La soddisfazione del lavoratore può essere studiata mediante:
a) misure generali: es: “se lei potesse scegliere oggi la sua occupazione, sceglierebbe di essere quello che è
ora?”.
b) misure analitiche: es. “quanto è soddisfatto o insoddisfatto della qualità delle relazioni con i suoi colleghi di
lavoro?”; “quanto è soddisfatto o insoddisfatto dell’orario di lavoro?”, ecc…
LEADERSHIP: APPROCCIO SITUAZIONALE + MODELLO CHE PUÒ ESSERE RICONDOTTO A TALE
APPROCCIO ESPLICATIVO:
Secondo l’approccio situazionale, non esiste un modo “giusto” di essere leader, non è possibile definire un
solo stile di leadership che sia coerente alle diverse possibili situazioni ma, al contrario, lo stile deve essere
scelto in funzione delle diverse situazioni e delle diverse caratteristiche dei destinatari che il capo si trova a
gestire.
Uno dei modelli che fa riferimento a questo approccio è il modello di contingenza di Fiedler. Fiedler riteneva
che lo stile di leadership fosse un atteggiamento stabile distinguibile in due distinte tendenze motivazionali:
1) la motivazione al compito (di chi cerca di soddisfare principalmente il proprio bisogno di realizzazione)
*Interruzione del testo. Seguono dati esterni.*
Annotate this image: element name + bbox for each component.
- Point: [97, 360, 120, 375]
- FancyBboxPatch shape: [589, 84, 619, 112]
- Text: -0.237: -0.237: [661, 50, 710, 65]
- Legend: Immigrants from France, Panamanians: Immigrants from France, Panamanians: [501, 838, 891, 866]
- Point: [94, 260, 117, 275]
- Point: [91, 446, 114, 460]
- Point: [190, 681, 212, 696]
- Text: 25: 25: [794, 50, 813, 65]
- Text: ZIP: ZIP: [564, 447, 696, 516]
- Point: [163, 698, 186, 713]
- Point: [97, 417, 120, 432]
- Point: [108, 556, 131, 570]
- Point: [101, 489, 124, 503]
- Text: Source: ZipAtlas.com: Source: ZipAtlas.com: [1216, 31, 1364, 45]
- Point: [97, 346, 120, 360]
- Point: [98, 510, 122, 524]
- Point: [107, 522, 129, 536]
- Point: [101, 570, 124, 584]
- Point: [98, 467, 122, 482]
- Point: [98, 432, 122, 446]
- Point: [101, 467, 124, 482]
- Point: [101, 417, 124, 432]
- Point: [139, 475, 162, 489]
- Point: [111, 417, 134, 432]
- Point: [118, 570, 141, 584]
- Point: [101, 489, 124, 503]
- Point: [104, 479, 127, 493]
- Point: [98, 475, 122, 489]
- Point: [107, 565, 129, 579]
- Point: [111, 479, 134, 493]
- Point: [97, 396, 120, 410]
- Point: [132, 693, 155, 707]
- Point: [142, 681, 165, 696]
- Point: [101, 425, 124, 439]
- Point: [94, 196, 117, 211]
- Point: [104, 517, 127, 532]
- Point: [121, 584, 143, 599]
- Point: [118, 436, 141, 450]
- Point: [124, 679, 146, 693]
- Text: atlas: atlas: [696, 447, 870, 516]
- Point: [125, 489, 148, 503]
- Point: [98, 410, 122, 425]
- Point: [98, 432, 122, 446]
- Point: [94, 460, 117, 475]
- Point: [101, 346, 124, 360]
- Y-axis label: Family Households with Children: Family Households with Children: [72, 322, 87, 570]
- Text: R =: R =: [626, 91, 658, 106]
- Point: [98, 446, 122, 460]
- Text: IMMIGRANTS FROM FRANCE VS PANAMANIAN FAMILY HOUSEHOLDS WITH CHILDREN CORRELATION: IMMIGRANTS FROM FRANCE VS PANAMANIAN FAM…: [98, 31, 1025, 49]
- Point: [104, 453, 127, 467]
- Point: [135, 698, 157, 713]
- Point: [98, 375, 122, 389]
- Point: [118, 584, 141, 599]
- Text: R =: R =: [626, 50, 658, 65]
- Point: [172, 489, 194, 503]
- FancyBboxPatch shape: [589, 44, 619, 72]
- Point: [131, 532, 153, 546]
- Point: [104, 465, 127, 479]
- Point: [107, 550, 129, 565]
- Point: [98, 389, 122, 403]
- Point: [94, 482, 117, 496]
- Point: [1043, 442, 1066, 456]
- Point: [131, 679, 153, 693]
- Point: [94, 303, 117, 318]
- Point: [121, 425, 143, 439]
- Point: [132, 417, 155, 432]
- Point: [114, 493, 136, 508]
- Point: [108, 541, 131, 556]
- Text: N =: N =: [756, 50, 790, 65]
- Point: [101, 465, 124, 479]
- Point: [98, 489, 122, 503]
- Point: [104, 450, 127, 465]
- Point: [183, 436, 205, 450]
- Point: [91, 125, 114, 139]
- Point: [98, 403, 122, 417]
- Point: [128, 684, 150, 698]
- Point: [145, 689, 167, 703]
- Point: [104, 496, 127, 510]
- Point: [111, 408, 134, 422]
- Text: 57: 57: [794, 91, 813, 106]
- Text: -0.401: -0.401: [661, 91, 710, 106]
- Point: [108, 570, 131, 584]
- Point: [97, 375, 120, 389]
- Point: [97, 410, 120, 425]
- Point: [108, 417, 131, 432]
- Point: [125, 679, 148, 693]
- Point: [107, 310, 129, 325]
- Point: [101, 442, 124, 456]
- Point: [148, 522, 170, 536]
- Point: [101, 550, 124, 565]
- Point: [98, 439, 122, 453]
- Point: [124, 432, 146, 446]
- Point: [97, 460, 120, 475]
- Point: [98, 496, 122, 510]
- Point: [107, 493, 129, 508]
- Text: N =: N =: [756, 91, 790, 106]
2) la motivazione alle relazioni (di chi cerca di soddisfare il proprio bisogno di costruire e mantenere
relazioni).
Gli stili devono essere valutati in relazione alle caratteristiche della situazione:
a) La relazione fra leader e follower: è la dimensione principale nel determinare quanto la situazione sia
favorevole per il leader. Le relazioni migliori sono quelle basate sulla cooperazione, fiducia, rispetto e scarsa
presenza di tensioni.
b) La struttura del compito: si riferisce alla maggiore o minore strutturazione del compito. In particolare,
compiti di facile comprensione contribuiscono alla strutturazione della situazione e consentono al leader di
essere più influente.
c) Il potere di posizione: quando questo potere è elevato il leader ha facoltà di assegnare compiti,
riconoscere e punire i collaboratori e il leader ha maggiore influenza.
Sulla base delle caratteristiche è possibile individuare sia situazioni più favorevoli e altre più sfavorevoli al
leader e anche stabilire quale sia lo stile di leadership più adeguato.
LEADERSHIP: DIFFERENZA TRA LEADERSHIP TRANSAZIONALE E TRASFORMAZIONALE:
La leadership transazionale consiste nella transazione interpersonale tra leader e collaboratori.
Le caratteristiche fondamentali della leadership transazionale sono relative all’uso di sistemi di ricompensa
contingenti, da parte dei leader, per mantenere alta la motivazione dei collaboratori, e all’esercizio di azioni
correttive, da parte dei leader, laddove i collaboratori non riescono a ottenere l’obiettivo atteso.
La leadership trasformazionale, invece, enfatizza il comportamento simbolico del leader, i messaggi visionari
e ispirazionali, la comunicazione con i collaboratori a livello intellettuale ed emozionale. La fiducia è la merce
di scambio della relazione tra leader e collaboratori. Il leader trasformazionale è colui che riconosce i bisogni
dei follower e sa trasformare i propri follower in nuovi leader.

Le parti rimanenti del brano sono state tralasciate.